Additional ergonomic considerations that help with positive physical well-being include:
- Your chair. Ensure proper back support. Adjust the height so your feet rest flat on the floor and your thighs are parallel to the floor. Many find that a footrest can help to achieve this posture. Adjust your chair’s armrests so your forearm can rest on them with your shoulders relaxed.
- Your desk. Consider using a foam pad at the edge of your desk surface to keep wrists up and maintain circulation.

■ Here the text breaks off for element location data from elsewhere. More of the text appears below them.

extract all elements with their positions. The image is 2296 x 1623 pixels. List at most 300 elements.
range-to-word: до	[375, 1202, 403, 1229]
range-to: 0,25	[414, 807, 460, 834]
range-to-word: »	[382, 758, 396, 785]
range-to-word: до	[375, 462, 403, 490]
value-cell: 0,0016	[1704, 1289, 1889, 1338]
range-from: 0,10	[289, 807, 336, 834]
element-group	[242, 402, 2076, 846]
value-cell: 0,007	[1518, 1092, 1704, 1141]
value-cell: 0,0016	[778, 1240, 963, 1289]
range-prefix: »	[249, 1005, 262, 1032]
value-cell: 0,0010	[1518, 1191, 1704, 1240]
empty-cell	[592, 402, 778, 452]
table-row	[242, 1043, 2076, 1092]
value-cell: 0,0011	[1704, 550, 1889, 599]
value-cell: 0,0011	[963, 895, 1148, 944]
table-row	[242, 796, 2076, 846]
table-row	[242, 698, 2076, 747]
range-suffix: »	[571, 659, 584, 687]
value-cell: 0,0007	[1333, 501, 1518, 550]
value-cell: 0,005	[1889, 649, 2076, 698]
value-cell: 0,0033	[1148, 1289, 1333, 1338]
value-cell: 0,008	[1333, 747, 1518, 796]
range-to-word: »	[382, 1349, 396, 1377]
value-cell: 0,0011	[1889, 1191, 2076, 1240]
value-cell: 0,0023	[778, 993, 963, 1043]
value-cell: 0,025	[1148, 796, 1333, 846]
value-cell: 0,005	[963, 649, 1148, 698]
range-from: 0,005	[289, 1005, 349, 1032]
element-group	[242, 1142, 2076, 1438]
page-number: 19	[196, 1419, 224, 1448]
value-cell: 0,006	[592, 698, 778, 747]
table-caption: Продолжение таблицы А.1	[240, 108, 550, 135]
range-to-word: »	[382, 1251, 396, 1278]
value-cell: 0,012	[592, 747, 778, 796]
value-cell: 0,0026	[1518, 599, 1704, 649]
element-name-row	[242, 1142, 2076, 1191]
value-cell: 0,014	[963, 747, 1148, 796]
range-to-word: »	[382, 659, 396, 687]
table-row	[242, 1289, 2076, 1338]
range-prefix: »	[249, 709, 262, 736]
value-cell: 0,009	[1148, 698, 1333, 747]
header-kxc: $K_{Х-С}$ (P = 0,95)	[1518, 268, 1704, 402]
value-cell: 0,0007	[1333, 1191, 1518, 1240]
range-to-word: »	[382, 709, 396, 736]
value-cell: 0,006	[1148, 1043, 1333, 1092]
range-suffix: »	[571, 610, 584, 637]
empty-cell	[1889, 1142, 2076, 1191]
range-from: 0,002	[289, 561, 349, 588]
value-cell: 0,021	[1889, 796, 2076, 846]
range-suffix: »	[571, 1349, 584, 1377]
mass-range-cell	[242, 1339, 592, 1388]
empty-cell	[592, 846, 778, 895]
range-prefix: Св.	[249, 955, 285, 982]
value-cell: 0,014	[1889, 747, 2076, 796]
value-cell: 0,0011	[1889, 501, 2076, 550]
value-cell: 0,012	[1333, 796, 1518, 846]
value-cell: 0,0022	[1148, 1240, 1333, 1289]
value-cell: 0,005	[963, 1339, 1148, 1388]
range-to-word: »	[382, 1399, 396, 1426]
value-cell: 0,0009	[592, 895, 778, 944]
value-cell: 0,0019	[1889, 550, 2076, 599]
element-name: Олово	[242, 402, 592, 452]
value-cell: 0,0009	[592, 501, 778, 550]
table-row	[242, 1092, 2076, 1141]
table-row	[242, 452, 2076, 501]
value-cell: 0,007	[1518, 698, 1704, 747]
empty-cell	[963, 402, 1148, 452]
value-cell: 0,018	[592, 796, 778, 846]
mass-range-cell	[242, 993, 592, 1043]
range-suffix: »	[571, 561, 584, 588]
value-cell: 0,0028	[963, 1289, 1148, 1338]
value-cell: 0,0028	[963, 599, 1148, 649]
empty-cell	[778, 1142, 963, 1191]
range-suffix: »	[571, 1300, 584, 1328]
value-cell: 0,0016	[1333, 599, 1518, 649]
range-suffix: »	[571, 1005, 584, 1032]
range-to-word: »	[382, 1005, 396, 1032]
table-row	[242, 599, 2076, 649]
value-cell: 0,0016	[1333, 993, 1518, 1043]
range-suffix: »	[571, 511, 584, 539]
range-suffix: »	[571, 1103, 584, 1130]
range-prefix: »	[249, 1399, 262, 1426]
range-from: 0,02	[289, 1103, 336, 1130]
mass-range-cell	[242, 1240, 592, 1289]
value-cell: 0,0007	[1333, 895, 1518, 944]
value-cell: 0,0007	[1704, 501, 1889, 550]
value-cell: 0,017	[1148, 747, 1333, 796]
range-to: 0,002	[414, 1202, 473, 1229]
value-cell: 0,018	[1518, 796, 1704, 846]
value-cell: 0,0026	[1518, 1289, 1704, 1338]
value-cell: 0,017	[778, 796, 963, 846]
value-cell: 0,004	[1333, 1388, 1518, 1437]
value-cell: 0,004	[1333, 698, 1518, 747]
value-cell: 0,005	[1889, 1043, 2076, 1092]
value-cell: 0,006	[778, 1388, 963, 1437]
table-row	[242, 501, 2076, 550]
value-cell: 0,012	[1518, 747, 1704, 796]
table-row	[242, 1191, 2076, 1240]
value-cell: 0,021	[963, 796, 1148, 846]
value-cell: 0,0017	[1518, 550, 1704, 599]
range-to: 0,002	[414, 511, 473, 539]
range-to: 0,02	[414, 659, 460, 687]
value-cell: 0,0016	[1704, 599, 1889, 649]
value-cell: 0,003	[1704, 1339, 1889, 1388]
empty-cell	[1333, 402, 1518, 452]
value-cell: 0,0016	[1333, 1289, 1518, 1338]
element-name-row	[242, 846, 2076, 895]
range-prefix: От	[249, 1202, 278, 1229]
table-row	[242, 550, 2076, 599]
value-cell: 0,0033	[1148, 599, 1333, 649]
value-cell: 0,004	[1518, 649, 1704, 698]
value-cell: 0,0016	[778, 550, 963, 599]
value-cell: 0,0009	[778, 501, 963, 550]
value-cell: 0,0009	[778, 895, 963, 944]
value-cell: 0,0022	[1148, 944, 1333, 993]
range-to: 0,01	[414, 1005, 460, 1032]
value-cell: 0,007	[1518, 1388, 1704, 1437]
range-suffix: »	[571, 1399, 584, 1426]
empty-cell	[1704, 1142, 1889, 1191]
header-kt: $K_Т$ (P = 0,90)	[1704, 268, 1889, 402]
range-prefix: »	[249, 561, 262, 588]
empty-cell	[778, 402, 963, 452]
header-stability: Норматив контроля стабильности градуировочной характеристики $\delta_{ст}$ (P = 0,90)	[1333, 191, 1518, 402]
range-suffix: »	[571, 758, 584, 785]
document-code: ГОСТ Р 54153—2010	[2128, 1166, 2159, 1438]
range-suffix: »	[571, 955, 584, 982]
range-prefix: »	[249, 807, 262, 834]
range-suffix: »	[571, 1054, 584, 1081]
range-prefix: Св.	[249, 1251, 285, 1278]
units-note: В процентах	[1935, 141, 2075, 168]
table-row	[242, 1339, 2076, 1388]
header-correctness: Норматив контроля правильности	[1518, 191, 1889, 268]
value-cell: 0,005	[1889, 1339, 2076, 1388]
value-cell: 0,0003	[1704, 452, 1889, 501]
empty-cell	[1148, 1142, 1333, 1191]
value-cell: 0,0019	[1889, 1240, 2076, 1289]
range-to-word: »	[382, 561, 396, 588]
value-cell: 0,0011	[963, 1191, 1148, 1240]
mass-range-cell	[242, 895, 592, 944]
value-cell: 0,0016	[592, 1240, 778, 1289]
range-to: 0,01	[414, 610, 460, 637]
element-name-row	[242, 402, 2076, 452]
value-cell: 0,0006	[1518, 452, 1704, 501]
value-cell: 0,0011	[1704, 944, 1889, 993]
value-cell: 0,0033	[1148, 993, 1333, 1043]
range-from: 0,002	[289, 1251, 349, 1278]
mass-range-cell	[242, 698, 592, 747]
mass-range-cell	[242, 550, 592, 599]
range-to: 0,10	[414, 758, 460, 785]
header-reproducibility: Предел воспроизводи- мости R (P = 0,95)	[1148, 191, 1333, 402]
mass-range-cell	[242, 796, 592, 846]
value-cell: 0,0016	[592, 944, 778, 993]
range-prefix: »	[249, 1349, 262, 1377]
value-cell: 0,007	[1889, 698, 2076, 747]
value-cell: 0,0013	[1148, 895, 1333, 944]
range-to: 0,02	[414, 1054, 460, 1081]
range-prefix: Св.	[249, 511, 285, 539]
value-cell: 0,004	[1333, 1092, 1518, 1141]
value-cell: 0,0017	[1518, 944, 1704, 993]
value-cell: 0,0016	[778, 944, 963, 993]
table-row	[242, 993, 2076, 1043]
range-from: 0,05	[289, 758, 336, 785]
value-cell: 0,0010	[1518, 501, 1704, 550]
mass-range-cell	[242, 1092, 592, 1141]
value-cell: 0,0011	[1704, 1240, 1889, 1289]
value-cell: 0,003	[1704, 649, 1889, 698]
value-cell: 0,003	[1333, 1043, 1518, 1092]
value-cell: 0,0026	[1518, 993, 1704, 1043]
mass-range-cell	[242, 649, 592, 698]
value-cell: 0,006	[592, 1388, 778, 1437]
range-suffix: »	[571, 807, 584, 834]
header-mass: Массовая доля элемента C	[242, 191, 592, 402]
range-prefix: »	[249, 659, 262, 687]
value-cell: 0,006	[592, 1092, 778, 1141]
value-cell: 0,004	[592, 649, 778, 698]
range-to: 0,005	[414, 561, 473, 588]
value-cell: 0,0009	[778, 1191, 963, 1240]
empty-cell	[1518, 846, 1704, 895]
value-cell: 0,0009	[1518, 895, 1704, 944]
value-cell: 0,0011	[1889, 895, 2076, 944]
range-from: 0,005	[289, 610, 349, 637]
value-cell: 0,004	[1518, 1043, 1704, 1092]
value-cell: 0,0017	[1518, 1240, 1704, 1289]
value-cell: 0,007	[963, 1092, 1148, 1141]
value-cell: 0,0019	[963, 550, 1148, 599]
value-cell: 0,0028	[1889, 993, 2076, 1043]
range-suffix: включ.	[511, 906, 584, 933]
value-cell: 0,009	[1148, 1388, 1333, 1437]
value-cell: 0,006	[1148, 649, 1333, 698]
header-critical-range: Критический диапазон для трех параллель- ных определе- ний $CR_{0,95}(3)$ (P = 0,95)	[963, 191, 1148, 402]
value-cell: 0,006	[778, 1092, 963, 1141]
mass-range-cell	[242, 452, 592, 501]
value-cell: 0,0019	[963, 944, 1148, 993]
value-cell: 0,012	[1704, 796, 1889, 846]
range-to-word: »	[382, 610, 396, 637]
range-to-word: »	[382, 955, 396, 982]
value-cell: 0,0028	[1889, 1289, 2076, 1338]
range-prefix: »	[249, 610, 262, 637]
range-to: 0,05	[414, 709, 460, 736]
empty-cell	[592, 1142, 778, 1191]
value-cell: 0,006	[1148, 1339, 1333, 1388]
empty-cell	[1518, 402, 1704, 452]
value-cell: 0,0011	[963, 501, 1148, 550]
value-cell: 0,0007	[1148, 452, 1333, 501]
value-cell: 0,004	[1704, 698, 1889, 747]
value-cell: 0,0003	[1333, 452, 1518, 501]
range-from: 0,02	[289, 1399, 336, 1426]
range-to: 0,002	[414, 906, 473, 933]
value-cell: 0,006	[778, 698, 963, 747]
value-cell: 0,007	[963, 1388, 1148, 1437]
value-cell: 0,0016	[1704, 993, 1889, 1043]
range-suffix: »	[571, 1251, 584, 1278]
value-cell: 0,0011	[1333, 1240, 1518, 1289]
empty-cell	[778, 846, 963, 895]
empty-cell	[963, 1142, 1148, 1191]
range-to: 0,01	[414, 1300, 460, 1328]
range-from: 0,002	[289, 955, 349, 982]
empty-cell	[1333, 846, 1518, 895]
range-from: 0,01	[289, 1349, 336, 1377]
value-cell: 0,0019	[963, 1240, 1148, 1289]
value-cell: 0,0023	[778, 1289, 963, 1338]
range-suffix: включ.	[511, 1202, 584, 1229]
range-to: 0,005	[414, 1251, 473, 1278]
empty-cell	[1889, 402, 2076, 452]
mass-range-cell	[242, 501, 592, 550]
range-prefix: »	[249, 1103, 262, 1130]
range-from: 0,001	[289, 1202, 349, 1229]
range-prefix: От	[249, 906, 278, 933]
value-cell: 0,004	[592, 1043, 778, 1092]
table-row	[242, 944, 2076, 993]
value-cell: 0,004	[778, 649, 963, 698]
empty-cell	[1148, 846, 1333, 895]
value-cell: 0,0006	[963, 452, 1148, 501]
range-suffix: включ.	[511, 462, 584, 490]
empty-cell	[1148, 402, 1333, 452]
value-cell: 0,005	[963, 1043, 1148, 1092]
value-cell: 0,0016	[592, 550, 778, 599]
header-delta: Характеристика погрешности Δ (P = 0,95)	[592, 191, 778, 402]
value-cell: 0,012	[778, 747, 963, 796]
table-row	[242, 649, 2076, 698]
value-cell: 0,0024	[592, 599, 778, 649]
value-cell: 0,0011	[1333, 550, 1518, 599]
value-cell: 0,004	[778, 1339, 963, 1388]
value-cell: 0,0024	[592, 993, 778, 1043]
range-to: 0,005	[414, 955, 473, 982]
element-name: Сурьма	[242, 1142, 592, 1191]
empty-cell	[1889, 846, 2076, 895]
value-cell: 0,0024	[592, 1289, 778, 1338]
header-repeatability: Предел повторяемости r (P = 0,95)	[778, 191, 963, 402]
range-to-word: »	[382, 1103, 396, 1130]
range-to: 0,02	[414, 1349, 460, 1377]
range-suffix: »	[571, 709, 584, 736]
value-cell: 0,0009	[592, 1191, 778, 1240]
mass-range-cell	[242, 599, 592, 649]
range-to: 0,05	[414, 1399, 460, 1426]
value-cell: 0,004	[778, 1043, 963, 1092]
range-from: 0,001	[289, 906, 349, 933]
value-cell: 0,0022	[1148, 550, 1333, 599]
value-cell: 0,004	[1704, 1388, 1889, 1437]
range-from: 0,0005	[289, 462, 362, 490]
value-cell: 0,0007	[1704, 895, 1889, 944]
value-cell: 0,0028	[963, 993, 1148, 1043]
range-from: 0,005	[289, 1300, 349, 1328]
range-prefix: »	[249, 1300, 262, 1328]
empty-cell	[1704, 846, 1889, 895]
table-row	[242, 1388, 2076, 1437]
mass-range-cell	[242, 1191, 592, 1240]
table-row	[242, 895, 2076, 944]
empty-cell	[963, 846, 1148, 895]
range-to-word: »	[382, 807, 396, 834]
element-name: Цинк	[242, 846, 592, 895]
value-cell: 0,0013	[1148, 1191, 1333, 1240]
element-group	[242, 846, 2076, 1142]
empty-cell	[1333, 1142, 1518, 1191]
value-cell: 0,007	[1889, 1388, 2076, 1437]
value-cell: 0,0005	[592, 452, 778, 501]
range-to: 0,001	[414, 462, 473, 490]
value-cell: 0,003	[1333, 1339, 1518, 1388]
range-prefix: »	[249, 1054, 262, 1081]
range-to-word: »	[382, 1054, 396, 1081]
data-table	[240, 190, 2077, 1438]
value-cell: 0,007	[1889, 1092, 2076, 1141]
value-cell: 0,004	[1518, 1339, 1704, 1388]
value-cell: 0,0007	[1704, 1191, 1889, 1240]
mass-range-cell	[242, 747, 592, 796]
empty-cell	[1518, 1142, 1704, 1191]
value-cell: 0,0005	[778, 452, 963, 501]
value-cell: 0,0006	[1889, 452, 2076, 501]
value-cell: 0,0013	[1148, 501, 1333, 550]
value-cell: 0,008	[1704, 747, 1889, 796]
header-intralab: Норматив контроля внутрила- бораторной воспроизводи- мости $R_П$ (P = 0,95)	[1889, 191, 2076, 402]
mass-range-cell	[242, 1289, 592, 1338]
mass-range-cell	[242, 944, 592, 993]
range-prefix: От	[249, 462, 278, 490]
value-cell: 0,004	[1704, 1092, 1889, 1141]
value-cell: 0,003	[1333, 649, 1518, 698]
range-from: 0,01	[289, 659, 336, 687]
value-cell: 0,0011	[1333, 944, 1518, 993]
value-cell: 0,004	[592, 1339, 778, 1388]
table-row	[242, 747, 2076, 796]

- Your tools. Place necessary resources within an arm’s reach. This might include your phone, a printer, task light, fan, etc. If you use the phone frequently, invest in a headset to avoid cradling the phone between your ear and shoulder. Keep your keyboard and mouse on the same surface. While typing or using your mouse, your wrists should be straight, and your arms should be close to the body and parallel to your thighs. Keep shoulders down. Place your monitor directly in front of you, about an arm’s length away. Keep the top of the screen at eye level.
In this period of physical distancing, we still need to do all we can to care for our health and well-being. Many of the same rules that applied to wellness in the workplace can easily be applied to our home office. By focusing on our cognitive, emotional and physical needs through proactive home office well-being design, we can prevent one less element of uncertainty from happening amid these uncertain times.